Mar 14,2008 00:00
The Milwaukee Journal Sentinel
Each day that Congress dallies, more people face the prospect of losing their homes.
Foreclosures hit 1.5 million last year and could climb to 2 million during 2008. The number of homes entering foreclosure hit a record in the fourth quarter, and homeowners' share of equity in their homes is at a post-World War II low. Housing prices are expected to fall throughout the year.
The largely voluntary efforts championed by the Bush administration so far have done some good, but they haven't made enough of a dent in the biggest problem threatening the economy.
The simplest, most direct action that Congress could take would be to allow federal bankruptcy judges to modify the terms of some mortgage loans. Bills in both the House and Senate would do that. The legislation targets borrowers who have subprime or other nontraditional loans, who meet a means test demonstrating the ability to repay and who otherwise would lose their homes.
The Center for Responsible Lending, an advocacy group that works to limit predatory lending, believes such a move could help about 600,000 families overcome by bad loans.
Federal Reserve Chairman Ben Bernanke last week called on lenders to voluntarily reduce the principal of some struggling homeowners, noting that reducing interest rates doesn't address the problem of homes worth less than their mortgage.

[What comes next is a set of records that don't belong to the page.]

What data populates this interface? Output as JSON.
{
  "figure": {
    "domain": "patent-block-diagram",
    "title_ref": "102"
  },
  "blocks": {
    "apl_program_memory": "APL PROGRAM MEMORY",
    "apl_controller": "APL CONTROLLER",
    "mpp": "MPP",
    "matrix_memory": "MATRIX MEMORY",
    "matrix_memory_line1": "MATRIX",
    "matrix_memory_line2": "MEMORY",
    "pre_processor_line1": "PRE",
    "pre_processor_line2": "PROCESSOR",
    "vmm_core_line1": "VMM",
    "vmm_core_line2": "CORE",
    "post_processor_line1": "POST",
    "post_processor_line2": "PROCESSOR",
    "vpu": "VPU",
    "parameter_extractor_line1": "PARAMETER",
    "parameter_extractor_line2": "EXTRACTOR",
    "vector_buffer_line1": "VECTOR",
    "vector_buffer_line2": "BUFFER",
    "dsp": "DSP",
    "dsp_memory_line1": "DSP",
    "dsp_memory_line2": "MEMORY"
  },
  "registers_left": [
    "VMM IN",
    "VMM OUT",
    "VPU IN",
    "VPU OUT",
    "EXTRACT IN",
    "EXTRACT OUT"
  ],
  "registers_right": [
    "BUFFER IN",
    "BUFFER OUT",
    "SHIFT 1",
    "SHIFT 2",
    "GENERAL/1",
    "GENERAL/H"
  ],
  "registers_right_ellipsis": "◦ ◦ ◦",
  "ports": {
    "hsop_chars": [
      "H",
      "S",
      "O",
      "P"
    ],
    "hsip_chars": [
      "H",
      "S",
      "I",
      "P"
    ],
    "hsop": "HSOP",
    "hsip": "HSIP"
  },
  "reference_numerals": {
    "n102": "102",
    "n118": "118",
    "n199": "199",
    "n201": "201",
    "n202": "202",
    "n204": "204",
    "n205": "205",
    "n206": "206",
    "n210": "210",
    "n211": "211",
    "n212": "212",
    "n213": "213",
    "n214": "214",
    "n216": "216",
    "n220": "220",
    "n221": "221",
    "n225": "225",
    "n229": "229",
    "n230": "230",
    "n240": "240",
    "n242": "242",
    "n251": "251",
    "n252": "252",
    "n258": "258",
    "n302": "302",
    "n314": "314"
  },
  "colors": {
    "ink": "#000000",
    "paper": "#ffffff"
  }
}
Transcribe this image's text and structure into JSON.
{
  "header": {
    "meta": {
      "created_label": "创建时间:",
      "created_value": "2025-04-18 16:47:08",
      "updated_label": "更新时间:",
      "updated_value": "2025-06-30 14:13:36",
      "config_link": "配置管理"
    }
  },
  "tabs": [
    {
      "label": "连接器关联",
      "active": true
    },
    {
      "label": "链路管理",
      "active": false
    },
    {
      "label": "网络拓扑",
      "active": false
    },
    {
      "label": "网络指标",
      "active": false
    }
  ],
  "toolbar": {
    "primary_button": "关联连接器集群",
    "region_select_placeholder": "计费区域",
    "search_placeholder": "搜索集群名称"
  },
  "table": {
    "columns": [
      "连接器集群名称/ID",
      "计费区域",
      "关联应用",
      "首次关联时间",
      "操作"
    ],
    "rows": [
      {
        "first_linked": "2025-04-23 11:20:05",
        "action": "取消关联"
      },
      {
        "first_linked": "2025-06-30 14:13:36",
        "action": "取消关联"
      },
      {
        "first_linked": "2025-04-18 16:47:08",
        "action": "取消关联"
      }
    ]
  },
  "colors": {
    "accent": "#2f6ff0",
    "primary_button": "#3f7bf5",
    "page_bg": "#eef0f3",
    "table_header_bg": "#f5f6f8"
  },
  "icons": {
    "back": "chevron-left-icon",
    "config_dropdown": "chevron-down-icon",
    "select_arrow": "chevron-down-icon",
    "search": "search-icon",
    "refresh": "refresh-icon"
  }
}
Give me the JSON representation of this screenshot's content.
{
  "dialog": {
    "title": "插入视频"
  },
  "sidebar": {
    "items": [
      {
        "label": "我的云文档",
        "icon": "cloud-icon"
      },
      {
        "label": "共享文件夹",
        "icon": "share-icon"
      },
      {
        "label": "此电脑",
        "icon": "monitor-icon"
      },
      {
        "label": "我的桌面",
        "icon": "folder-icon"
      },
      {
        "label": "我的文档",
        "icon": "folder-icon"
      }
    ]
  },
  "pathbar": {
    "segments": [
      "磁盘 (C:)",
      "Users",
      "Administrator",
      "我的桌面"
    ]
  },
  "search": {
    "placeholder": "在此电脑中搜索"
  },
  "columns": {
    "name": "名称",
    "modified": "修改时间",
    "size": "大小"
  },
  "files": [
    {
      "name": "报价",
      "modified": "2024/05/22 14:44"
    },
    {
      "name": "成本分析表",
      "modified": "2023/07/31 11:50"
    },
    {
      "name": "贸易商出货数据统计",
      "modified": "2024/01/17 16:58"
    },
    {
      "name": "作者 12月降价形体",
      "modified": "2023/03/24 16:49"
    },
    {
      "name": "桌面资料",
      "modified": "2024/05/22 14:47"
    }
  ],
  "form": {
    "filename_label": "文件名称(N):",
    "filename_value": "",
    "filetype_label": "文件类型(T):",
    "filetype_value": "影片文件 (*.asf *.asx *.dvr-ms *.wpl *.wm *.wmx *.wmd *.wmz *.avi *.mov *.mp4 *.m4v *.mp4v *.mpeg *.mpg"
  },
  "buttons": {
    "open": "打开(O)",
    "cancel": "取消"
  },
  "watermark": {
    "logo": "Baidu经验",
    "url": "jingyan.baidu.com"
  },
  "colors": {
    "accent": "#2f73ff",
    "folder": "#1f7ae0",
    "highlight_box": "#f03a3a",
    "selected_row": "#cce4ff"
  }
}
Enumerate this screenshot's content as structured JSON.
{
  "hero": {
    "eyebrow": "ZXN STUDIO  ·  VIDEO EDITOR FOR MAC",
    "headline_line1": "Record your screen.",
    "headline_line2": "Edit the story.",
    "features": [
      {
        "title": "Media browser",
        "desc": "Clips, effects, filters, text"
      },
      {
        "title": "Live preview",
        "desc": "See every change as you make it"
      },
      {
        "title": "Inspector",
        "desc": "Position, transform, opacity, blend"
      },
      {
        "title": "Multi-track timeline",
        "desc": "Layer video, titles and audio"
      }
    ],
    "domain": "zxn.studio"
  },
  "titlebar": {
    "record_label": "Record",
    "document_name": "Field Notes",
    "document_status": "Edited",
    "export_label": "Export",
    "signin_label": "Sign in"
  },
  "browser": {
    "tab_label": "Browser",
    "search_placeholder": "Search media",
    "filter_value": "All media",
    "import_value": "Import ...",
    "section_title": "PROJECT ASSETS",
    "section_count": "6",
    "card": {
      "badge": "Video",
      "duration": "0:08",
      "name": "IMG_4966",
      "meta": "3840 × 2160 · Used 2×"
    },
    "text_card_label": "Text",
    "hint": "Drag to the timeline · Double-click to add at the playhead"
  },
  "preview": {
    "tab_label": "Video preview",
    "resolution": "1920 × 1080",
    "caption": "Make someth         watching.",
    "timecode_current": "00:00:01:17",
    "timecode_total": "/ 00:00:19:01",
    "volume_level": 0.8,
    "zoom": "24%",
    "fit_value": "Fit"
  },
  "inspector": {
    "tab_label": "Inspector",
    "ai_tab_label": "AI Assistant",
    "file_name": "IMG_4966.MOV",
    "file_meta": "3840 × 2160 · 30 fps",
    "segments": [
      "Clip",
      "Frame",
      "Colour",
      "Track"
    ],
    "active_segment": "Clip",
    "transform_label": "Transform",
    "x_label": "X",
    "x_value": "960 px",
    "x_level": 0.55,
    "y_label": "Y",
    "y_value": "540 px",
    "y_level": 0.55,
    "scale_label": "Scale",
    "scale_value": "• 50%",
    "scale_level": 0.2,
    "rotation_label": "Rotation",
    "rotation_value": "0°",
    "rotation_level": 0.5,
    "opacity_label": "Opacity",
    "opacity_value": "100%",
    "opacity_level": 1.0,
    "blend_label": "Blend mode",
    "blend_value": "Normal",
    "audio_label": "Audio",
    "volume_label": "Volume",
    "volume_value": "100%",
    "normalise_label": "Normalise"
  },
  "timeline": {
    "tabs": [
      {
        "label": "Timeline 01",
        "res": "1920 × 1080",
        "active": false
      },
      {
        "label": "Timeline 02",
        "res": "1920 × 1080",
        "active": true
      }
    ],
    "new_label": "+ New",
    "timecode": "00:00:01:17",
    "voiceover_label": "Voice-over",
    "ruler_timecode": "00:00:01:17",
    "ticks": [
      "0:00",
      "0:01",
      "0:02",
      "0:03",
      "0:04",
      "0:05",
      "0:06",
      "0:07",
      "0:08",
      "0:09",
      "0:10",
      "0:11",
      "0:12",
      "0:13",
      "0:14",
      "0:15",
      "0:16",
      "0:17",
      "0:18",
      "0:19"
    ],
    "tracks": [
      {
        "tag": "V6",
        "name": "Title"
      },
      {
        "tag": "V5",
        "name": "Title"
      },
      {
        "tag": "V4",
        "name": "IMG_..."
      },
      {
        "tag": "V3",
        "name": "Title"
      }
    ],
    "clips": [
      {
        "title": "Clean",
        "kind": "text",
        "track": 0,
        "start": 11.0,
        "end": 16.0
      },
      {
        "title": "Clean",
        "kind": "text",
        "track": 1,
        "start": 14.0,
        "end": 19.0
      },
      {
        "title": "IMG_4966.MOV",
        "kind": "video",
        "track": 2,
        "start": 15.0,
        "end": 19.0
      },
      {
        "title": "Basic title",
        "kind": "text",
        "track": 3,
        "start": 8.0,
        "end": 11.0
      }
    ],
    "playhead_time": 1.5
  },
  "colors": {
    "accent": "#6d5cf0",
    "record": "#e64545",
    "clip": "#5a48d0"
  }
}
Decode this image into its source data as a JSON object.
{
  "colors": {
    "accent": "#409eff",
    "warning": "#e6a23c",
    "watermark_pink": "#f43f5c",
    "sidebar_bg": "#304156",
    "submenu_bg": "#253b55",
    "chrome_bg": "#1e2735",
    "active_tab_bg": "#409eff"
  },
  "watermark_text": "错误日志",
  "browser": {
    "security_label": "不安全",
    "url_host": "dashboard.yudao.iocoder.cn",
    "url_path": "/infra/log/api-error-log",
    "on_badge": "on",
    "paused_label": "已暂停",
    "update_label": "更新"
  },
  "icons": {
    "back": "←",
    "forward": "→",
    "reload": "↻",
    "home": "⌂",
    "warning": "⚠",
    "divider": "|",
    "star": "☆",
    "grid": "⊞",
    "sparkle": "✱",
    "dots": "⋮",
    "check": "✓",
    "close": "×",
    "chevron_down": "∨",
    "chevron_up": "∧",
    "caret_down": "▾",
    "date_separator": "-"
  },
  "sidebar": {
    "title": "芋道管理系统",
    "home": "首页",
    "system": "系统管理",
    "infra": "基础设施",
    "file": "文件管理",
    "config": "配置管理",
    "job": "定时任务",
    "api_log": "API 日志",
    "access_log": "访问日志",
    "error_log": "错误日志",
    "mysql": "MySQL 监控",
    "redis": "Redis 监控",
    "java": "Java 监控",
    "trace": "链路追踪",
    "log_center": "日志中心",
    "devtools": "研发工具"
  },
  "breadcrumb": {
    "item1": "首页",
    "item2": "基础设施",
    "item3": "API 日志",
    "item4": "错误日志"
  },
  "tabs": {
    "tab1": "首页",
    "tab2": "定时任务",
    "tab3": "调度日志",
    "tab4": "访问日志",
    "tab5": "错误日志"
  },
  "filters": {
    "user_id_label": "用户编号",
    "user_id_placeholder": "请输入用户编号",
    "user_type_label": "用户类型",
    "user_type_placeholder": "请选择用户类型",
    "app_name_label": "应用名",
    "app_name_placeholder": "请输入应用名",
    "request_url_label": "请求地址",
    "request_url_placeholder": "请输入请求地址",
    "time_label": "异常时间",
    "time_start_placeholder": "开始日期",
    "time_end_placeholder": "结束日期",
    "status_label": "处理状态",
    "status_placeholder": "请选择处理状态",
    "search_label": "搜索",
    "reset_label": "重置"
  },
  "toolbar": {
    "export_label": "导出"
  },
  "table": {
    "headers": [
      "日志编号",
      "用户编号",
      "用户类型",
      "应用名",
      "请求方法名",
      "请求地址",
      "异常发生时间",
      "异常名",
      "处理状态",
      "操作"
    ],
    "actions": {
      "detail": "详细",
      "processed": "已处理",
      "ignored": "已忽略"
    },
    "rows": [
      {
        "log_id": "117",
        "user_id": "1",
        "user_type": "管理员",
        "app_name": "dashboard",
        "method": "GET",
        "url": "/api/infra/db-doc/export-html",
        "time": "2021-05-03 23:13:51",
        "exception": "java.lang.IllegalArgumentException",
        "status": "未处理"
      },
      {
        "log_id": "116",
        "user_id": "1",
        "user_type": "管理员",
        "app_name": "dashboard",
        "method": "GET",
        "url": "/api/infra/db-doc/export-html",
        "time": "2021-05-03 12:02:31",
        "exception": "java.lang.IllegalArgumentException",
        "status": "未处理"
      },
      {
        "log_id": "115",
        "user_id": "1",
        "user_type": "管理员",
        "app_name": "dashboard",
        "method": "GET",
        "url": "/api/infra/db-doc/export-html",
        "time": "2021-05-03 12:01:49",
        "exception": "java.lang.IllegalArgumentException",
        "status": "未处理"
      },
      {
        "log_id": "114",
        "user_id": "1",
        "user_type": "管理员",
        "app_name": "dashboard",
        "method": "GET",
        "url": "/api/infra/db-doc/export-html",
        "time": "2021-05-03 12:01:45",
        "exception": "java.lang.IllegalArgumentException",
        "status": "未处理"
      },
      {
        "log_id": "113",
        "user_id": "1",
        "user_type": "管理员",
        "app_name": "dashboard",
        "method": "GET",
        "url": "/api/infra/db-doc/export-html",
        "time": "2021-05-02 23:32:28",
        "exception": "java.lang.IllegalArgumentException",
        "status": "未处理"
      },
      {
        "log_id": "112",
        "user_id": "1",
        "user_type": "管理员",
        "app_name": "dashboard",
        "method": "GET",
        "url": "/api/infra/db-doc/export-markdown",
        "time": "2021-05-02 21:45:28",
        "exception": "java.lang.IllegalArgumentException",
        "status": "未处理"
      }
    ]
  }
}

The government has also raised the cap on the size of loans that government-sponsored mortgage agencies - Fannie Mae and Freddie Mac - can buy. And the Hope Now Alliance, an industry group, said members had worked on more than 1 million loans since the crisis erupted last summer.
These are all positive steps, but giving bankruptcy judges the ability to modify loan terms for homes - just as they can for boats or cars now - would do more good. It would put disinterested arbiters in a position to have the final say, which would likely prompt increased workout agreements outside of the courts. And there is no cost to the federal government.
Keeping people in their homes is in the homeowners' interest, of course, but it is also in the interest of communities riddled by falling housing prices and of lenders who otherwise will recover less of their investment.
Congress should move quickly to give bankruptcy judges this power.
Reprinted from The Milwaukee Journal Sentinel – CNS.